The Stolen Lady: A Novel of World War II and the Mona Lisa by Laura Morelli, 2021, Historical Fiction
What does Lisa Gheradini, her maid Bellini, Leonardo da Vinci, Louvre archivist Ann Guichard have in common? The Mona Lisa. Laura Morelli addresses their parallel stories between 1479 and 1945. Bellini, Lisa Gherardini’s maid becomes our eyes for the portrait sitting Lisa’s husband commissions but never pays for. Leonardo is another storyteller about the painting and the conflicts he faced in the medieval art world. Anne Guichard takes us with her as she assists the unbelievable transfer and hiding of the Louvre’s valuable art, including the Mona Lisa. Each thread of this story weaves one of history, mystery, and intrigue to tell the story of what happens when art and war meet.
In the Heart of the Sea by Nathaniel Philbrick, Nonfiction, 2000
Most know the story of Moby Dick the giant sperm whale and the mad revenge of Ishmael against the mammal. Few know the true story of the sinking of the whaleship Essex by an attack by a whale who could have been Moby Dick’s relative. Nathaniel Philbrick writes a page-turning, hair-raising retelling of this story that is brilliant. He not only tells the story brilliantly, he laces it with historical and scientific fact so seamlessly, you never skim past it. Spoiler alert: the 20 men who left the sinking ship in 3 whale boats must make repulsive choices to stay alive for 90 days and only a few survive.

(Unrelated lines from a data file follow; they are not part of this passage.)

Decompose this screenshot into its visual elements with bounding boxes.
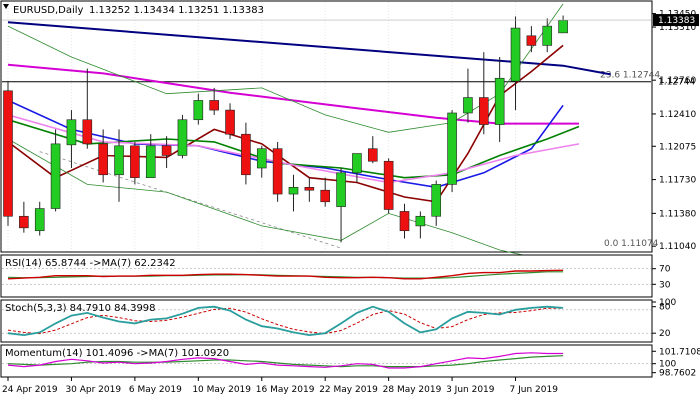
price-tick-label: 1.12760 — [659, 76, 696, 86]
price-tick-label: 1.12075 — [659, 142, 696, 152]
candle-bull — [463, 97, 473, 114]
pane-triangle-icon — [3, 4, 9, 9]
candle-bull — [352, 153, 362, 174]
moving-average-line — [7, 99, 564, 189]
pane-tick-label: 101.7108 — [659, 347, 700, 357]
trend-line — [39, 151, 342, 249]
candle-bear — [161, 145, 172, 156]
date-tick-label: 28 May 2019 — [383, 385, 442, 395]
price-tick-label: 1.12744 — [658, 78, 695, 88]
candle-bear — [130, 145, 140, 178]
price-axis: 1.134501.133101.127441.127601.124101.120… — [2, 10, 699, 252]
fib-label-23-6: 23.6 1.12744 — [600, 71, 660, 81]
fib-label-0-0: 0.0 1.11074 — [604, 239, 659, 249]
candle-bull — [256, 148, 267, 169]
rsi-label: RSI(14) 65.8744 ->MA(7) 62.2342 — [5, 258, 176, 269]
momentum-label: Momentum(14) 101.4096 ->MA(7) 101.0920 — [5, 348, 229, 359]
candle-bull — [510, 27, 521, 82]
candle-bear — [399, 211, 410, 232]
fibonacci-levels: 23.6 1.12744 0.0 1.11074 — [2, 71, 660, 249]
candle-bear — [19, 215, 29, 229]
candle-bull — [431, 184, 442, 217]
candle-bull — [336, 172, 346, 207]
stoch-label: Stoch(5,3,3) 84.7910 84.3998 — [5, 303, 156, 314]
pane-tick-label: 20 — [659, 329, 671, 339]
candle-bear — [304, 187, 315, 191]
date-tick-label: 3 Jun 2019 — [446, 385, 495, 395]
momentum-ma-line — [7, 355, 564, 368]
date-tick-label: 10 May 2019 — [192, 385, 251, 395]
pane-tick-label: 98.7602 — [659, 369, 696, 379]
candle-bear — [209, 100, 219, 111]
candle-bull — [288, 187, 299, 195]
candle-bull — [34, 208, 45, 232]
candle-bull — [145, 145, 156, 178]
rsi-line — [7, 269, 564, 280]
candle-bull — [114, 145, 124, 176]
date-axis: 24 Apr 2019 30 Apr 2019 6 May 2019 10 May 2… — [2, 377, 558, 395]
price-tick-label: 1.13310 — [659, 23, 696, 33]
momentum-line — [7, 352, 564, 369]
price-tick-label: 1.11380 — [659, 209, 696, 219]
date-tick-label: 6 May 2019 — [129, 385, 182, 395]
moving-average-line — [7, 21, 611, 76]
main-pane-frame — [0, 0, 653, 253]
candle-bull — [50, 143, 61, 209]
candle-bear — [367, 148, 378, 162]
pane-tick-label: 30 — [659, 280, 671, 290]
candle-bull — [177, 119, 188, 156]
candle-bear — [383, 160, 394, 210]
price-tick-label: 1.12410 — [659, 110, 696, 120]
candle-bear — [241, 133, 251, 176]
date-tick-label: 22 May 2019 — [319, 385, 378, 395]
candle-bear — [98, 143, 108, 176]
stoch-k-line — [7, 305, 564, 337]
date-tick-label: 24 Apr 2019 — [2, 385, 58, 395]
pane-tick-label: 100 — [659, 360, 676, 370]
last-price-box — [653, 14, 699, 27]
candle-bull — [494, 77, 505, 125]
moving-average-line — [7, 44, 564, 203]
candle-bear — [272, 148, 283, 195]
pane-tick-label: 70 — [659, 265, 671, 275]
pane-tick-label: 100 — [659, 298, 676, 308]
price-tick-label: 1.11040 — [659, 242, 696, 252]
candle-bear — [526, 35, 537, 46]
stoch-d-line — [7, 307, 564, 335]
candle-bull — [193, 100, 204, 121]
price-tick-label: 1.11730 — [659, 176, 696, 186]
date-tick-label: 7 Jun 2019 — [510, 385, 559, 395]
candle-bear — [3, 90, 13, 217]
candle-bull — [558, 20, 568, 34]
candle-bull — [542, 25, 553, 46]
last-price-label: 1.13383 — [658, 16, 695, 26]
candle-bull — [415, 215, 426, 227]
candle-bear — [225, 109, 235, 135]
date-tick-label: 16 May 2019 — [256, 385, 315, 395]
date-tick-label: 30 Apr 2019 — [65, 385, 121, 395]
pane-tick-label: 80 — [659, 303, 671, 313]
candle-bull — [66, 119, 77, 146]
candle-bull — [447, 112, 457, 185]
candle-bear — [82, 119, 93, 145]
ohlc-header: 1.13252 1.13434 1.13251 1.13383 — [89, 5, 264, 16]
symbol-header: EURUSD,Daily — [13, 5, 84, 16]
candlesticks — [3, 15, 568, 243]
candle-bear — [320, 189, 331, 203]
candle-bear — [478, 97, 489, 125]
rsi-pane: 70 30 — [2, 265, 671, 290]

The Four Winds by Kristin Hannah, 2021, Historical Fiction
Elsa Martinelli and her two children packed up a truck with everything they had, left Texas and joined the thousands of others looking for a better life in California. The Texas Dust Bowl had stripped their land, robbed their dreams, sucked out any hope they ever had. But what they found in California wasn’t any better. With exquisite storytelling that is gripping, maddening, inspiring, and convicting, Kristin Hannah makes you see and feel the ravages of terrible time in our nation. What are you willing to give to help your children survive? For Elsa, anything less than everything wasn’t enough.

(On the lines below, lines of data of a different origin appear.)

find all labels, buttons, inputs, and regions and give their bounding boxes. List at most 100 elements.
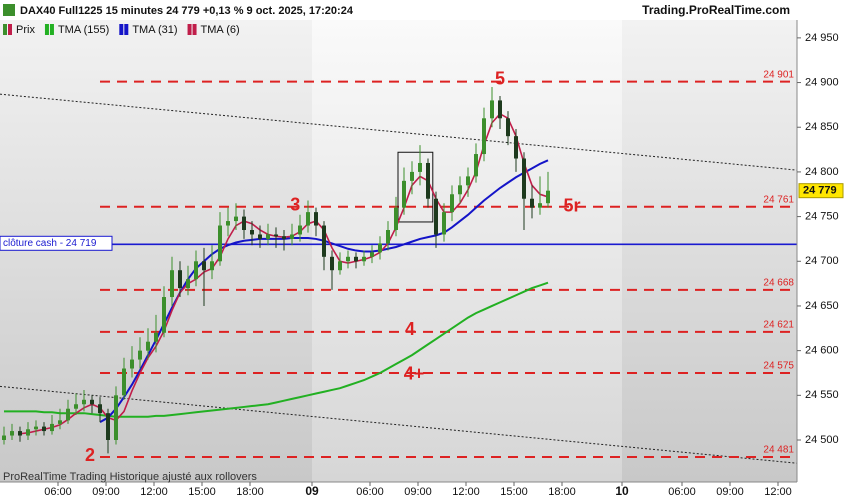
candle-body (170, 270, 174, 298)
candle-body (90, 399, 94, 405)
indicator-line (4, 281, 549, 418)
candle-body (506, 118, 510, 137)
legend-swatch (124, 24, 129, 35)
header-bar (0, 0, 850, 20)
candle-body (26, 429, 30, 436)
candle-body (210, 261, 214, 271)
last-price-box (798, 183, 844, 199)
y-tick-label: 24 650 (805, 300, 839, 312)
candle-body (202, 261, 206, 271)
legend-swatch (192, 24, 197, 35)
legend-label: TMA (31) (132, 24, 177, 36)
candle-body (314, 212, 318, 226)
x-tick-label: 09:00 (92, 486, 120, 498)
highlight-box (397, 151, 434, 223)
candle-body (522, 158, 526, 199)
candle-body (266, 234, 270, 239)
candle-body (306, 212, 310, 226)
candle-body (402, 180, 406, 208)
candle-body (442, 212, 446, 235)
x-tick-label: 18:00 (548, 486, 576, 498)
x-axis-bar (0, 482, 850, 500)
legend: Prix TMA (155) TMA (31) TMA (6) (3, 24, 240, 36)
candle-body (362, 256, 366, 262)
candle-body (98, 404, 102, 414)
candle-body (234, 216, 238, 222)
x-tick-label: 18:00 (236, 486, 264, 498)
day-region (622, 20, 797, 482)
candle-body (178, 270, 182, 289)
cash-close-box (0, 235, 113, 251)
candle-body (122, 368, 126, 396)
candle-body (338, 261, 342, 271)
candle-body (18, 431, 22, 436)
y-tick-label: 24 550 (805, 389, 839, 401)
candle-body (378, 243, 382, 253)
y-tick-label: 24 850 (805, 121, 839, 133)
level-label: 24 575 (763, 361, 794, 372)
candle-body (258, 234, 262, 239)
candle-body (186, 279, 190, 289)
candle-body (10, 431, 14, 436)
candle-body (346, 256, 350, 262)
candle-body (498, 100, 502, 119)
legend-label: Prix (16, 24, 35, 36)
candle-body (466, 176, 470, 186)
candle-body (274, 234, 278, 237)
x-tick-label: 12:00 (452, 486, 480, 498)
candle-body (354, 256, 358, 262)
x-tick-label: 09:00 (404, 486, 432, 498)
candle-body (114, 395, 118, 440)
candle-body (226, 221, 230, 226)
chart-title: DAX40 Full1225 15 minutes 24 779 +0,13 %… (20, 5, 354, 17)
y-tick-label: 24 950 (805, 32, 839, 44)
candle-body (250, 230, 254, 235)
candle-body (530, 198, 534, 208)
x-tick-label: 15:00 (500, 486, 528, 498)
icon (3, 4, 15, 16)
candle-body (82, 399, 86, 405)
candle-body (330, 256, 334, 271)
candle-body (458, 185, 462, 195)
candle-body (370, 252, 374, 257)
candle-body (482, 118, 486, 155)
x-tick-label: 09 (305, 484, 319, 498)
level-label: 24 668 (763, 278, 794, 289)
trendline (0, 385, 798, 464)
candle-body (386, 230, 390, 244)
x-tick-label: 06:00 (356, 486, 384, 498)
annotation: 3 (290, 195, 300, 215)
candle-body (194, 261, 198, 280)
cash-close-label: clôture cash - 24 719 (3, 238, 97, 249)
annotation: 2 (85, 445, 95, 465)
source: Trading.ProRealTime.com (642, 3, 790, 17)
annotation: 4+ (404, 364, 425, 384)
y-tick-label: 24 900 (805, 76, 839, 88)
legend-swatch (187, 24, 192, 35)
y-tick-label: 24 800 (805, 166, 839, 178)
candle-body (490, 100, 494, 119)
candle-body (130, 359, 134, 369)
y-tick-label: 24 750 (805, 211, 839, 223)
legend-swatch (119, 24, 124, 35)
candle-body (410, 171, 414, 181)
level-label: 24 481 (763, 445, 794, 456)
candle-body (450, 194, 454, 213)
candle-body (42, 426, 46, 432)
annotation: 5 (495, 69, 505, 89)
candle-body (154, 332, 158, 342)
candle-body (426, 162, 430, 199)
candle-body (74, 404, 78, 409)
candle-body (242, 216, 246, 230)
plot: 24 901 24 761 24 668 24 621 24 575 24 481 clôt… (0, 69, 798, 465)
candle-body (290, 234, 294, 239)
candle-body (138, 350, 142, 360)
candle-body (34, 426, 38, 430)
annotation: 5r (563, 196, 580, 216)
level-label: 24 621 (763, 320, 794, 331)
annotation: 4 (405, 319, 415, 339)
candle-body (322, 225, 326, 257)
candle-body (474, 154, 478, 177)
candle-body (66, 408, 70, 421)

Uncommon Type by Tom Hanks, Short Story Fiction, 2017
While we know Tom Hanks as an Oscar winning actor, he adds intelligent writer to his biography. Tom uses his love for typewriters (he collects them) as the common thread. But the typewriter is only a walk-on character because the stars of each story are the people. Tom takes simple people and builds a complex and layered story with unexpected beauty. There is a reporter on assignment, a young boy who gets an airplane ride, a divorcee in a new neighborhood, a time traveler, and much more. I listened to the audio version whichTom narrates.. But I also plan to read them one day because I want to appreciate the skill by which these were written.

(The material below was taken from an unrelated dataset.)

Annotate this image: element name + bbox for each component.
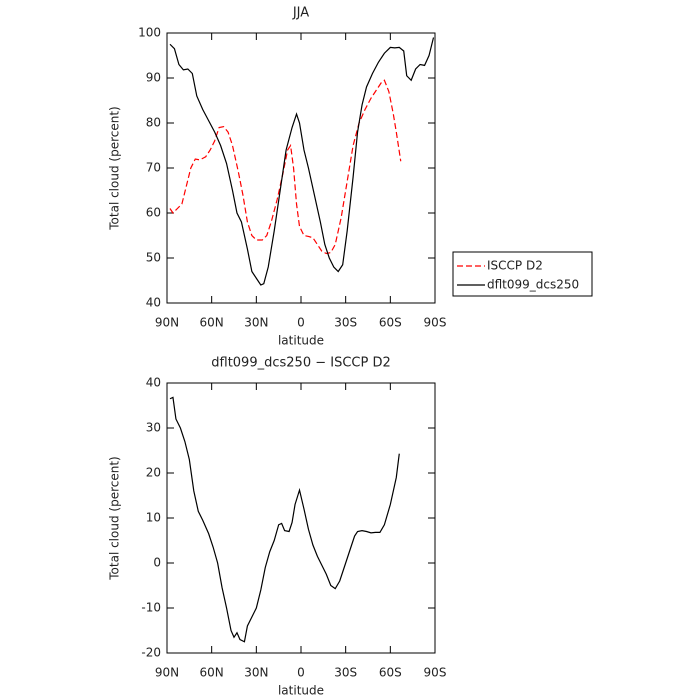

The Light of Days by Judy Batalion, The Untold Story of Women Resistance, Fighters in Hitler’s Ghettos, Historical Nonfiction, 2021
We tell the story of Jewish resistance in Germany. This is a story of a group of young women, some still in their upper teens, who joined undercover resistance work in Poland. They were messengers and explosive deliverers is a story of courage, perseverance, and paying the ultimate price for what you believe. Meticulously researched using primary interviews of family members as well as documents and diaries, this book will haunt you. It isn’t an easy read and not all the stories have happy endings. It highlights again that there are no easy ways to fight evil especially when it is politically organized. It reminds us that small acts of courage prepare you for more and nothing is small when it starts in the heart.